A survey, conducted with CBS News, found 63% of Americans saying they wanted the Bush administration to find a diplomatic solution to the crisis, and only 31% favouring military action. Public opinion across Europe was resolutely against an invasion of Iraq. In a recent poll, 77 percent of the French voted against a U.S-led offensive against Iraq.

The results of the poll in Britain on the issue showed that opposition to a war had risen steadily from 37% in October to 47% now. Over the same period, support for military action has fallen from a peak of 42% to only 30% now. Time (one of the top US imperialist weekly) magazine's online European edition asked its readers who they thought was the biggest threat-giving them three choices: Iraq, North Korea, and the United States. By January 16, with over 200,000 responding to this informal vote, over 81.8 percent had said, "The United States." A recent Gallup poll found that 53 percent of South Koreans viewed the United States unfavourably.

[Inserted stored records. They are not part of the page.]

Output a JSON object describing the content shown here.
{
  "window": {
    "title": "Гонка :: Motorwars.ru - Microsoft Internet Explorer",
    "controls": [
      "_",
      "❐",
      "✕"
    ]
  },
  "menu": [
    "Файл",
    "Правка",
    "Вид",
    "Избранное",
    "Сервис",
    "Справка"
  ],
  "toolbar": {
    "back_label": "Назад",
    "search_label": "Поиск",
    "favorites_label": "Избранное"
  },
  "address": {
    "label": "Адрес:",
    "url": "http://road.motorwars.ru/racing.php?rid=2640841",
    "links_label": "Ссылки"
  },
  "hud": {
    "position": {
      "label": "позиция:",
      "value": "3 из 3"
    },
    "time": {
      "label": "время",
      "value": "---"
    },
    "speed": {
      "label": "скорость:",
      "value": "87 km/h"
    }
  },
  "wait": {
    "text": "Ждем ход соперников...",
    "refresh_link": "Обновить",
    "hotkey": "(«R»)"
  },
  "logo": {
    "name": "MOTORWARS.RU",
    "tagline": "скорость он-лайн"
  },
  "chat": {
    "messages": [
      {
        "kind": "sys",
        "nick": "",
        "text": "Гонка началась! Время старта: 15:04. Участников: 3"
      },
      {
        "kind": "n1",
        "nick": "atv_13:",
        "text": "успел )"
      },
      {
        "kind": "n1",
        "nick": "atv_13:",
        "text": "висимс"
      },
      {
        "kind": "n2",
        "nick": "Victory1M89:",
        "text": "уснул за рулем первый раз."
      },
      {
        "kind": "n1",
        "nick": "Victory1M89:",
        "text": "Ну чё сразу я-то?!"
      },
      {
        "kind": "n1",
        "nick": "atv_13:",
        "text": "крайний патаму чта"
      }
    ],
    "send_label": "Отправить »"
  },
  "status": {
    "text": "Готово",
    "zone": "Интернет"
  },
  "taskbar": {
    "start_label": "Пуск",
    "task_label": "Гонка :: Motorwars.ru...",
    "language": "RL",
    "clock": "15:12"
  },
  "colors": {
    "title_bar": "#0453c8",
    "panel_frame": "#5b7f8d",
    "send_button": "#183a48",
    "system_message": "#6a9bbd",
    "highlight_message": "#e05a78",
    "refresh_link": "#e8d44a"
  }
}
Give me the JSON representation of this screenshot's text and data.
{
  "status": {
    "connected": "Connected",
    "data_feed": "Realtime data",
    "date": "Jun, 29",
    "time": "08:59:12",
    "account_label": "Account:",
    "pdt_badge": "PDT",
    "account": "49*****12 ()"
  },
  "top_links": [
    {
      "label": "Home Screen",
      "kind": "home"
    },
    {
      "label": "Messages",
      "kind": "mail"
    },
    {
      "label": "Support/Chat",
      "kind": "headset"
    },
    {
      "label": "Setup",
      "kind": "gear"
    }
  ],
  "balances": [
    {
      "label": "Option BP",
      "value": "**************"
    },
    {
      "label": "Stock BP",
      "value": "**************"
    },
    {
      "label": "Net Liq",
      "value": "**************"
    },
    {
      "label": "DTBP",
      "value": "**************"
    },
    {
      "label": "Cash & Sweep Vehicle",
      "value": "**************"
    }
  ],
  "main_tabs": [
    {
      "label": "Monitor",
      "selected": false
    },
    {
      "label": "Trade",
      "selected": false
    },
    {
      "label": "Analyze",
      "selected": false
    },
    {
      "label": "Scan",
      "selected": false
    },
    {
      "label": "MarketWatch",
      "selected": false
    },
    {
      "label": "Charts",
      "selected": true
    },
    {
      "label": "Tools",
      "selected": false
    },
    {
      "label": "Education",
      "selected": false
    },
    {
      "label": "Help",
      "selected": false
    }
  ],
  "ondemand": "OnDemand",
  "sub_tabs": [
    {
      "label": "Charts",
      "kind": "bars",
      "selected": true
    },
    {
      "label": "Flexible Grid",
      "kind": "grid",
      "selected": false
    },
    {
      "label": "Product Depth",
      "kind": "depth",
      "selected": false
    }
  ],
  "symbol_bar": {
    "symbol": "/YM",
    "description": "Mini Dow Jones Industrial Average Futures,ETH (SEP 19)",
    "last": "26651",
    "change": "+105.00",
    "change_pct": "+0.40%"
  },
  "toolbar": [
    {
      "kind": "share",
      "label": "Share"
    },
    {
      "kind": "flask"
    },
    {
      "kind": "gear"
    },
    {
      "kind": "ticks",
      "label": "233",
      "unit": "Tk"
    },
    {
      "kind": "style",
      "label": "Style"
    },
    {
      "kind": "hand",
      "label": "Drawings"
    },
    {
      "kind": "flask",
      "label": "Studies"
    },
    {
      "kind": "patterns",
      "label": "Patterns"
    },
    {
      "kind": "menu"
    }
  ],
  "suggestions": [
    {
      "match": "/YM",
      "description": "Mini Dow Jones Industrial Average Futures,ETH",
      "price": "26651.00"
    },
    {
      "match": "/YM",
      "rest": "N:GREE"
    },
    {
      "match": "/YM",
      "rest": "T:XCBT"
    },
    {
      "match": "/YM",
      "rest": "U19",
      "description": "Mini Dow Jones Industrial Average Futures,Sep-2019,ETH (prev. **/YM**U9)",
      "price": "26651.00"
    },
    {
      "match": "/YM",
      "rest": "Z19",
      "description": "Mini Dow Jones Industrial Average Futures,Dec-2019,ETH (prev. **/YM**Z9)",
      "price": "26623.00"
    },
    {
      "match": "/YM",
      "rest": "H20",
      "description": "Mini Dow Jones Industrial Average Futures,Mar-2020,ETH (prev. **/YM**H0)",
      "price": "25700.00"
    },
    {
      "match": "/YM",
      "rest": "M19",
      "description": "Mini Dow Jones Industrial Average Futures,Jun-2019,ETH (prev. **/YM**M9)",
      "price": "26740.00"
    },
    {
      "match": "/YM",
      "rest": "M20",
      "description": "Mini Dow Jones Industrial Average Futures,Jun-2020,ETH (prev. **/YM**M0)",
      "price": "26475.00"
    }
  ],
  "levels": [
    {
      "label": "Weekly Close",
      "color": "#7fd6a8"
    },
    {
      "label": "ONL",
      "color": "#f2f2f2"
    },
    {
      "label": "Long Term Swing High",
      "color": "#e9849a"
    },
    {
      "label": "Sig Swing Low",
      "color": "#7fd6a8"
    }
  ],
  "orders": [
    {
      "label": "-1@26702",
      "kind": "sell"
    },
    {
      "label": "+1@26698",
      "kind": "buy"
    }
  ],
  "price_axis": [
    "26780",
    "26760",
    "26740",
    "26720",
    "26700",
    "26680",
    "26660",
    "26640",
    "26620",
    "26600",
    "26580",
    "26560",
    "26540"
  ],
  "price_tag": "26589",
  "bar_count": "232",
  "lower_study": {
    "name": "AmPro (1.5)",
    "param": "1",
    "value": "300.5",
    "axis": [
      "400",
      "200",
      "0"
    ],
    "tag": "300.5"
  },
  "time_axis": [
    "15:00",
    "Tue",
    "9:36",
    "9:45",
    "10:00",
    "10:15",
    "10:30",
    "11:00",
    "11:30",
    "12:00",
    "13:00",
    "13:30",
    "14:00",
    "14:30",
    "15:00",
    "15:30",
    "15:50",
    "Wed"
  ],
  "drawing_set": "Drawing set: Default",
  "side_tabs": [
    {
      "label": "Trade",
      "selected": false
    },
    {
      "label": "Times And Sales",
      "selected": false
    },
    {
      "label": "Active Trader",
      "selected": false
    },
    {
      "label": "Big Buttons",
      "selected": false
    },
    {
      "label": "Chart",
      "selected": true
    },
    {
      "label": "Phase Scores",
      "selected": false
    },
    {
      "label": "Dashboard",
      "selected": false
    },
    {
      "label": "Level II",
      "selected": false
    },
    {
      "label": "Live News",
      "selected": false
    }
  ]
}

Even the opinion polls of the imperialists are frevealing the anti-US and anti-war sentiment. The people of the United States, as much as people abroad, are questioning America's self assumed right to dictate how other countries should manage their affairs. As a US Vietnam War veteran, speaking on behalf of hundred others, asked, " Who is the U.S. to tell the Iraqi people how to run their country?"

U.S imperialism's aggression and attempts to browbeat the world's people and governments in the name of safeguarding democracy is increasingly being exposed for what it really is-a marauding, rapacious, imperialist power out to secure the world domination and plunder through any and every means.

Huge regions of Qatar, Bahrain, and Kuwait, bordering on Saudi Arabia and Iraq have been taken over by the U.S. forces. The U.S. Navy has set up a major base in the Djibouti in the Horn of Africa to control the Red Sea and threaten Yemen, Somalia, and the Sudan as well as provide refueling facilities for the expedition against Iraq. New U.S. bases have sprung up across central Asia and the Caucasus in the former Soviet Central Asian Republics. The U.S. forces and army personnel are involved in active combat against anti-government forces in some countries like Philippines, or in joint military exercise, as in India and Nepal.

Jordan has declared that it will not allow the use of its air space and territory for launching of a military attack on Iraq. Iraq's key neighbours-Syria, Iran, Saudi Arabia, Jordan and Egypt met to decide to discourage the U.S. from taking unilateral military action. The European Union Commissioner for External Relations expressed the EU's insistence on a specific U.N. mandate for the aggression on Iraq.
The isolation of the U.S. was further evident with two of the great powers, France and Germany, declaring their opposition to the U.S led aggression on Iraq. On 22 January, both these countries sent an unequivocal message to the U.S. to this effect. France declared that it was willing to use its veto power in the Security Council on this issue if the U.S. insisted on pushing ahead with its war plans.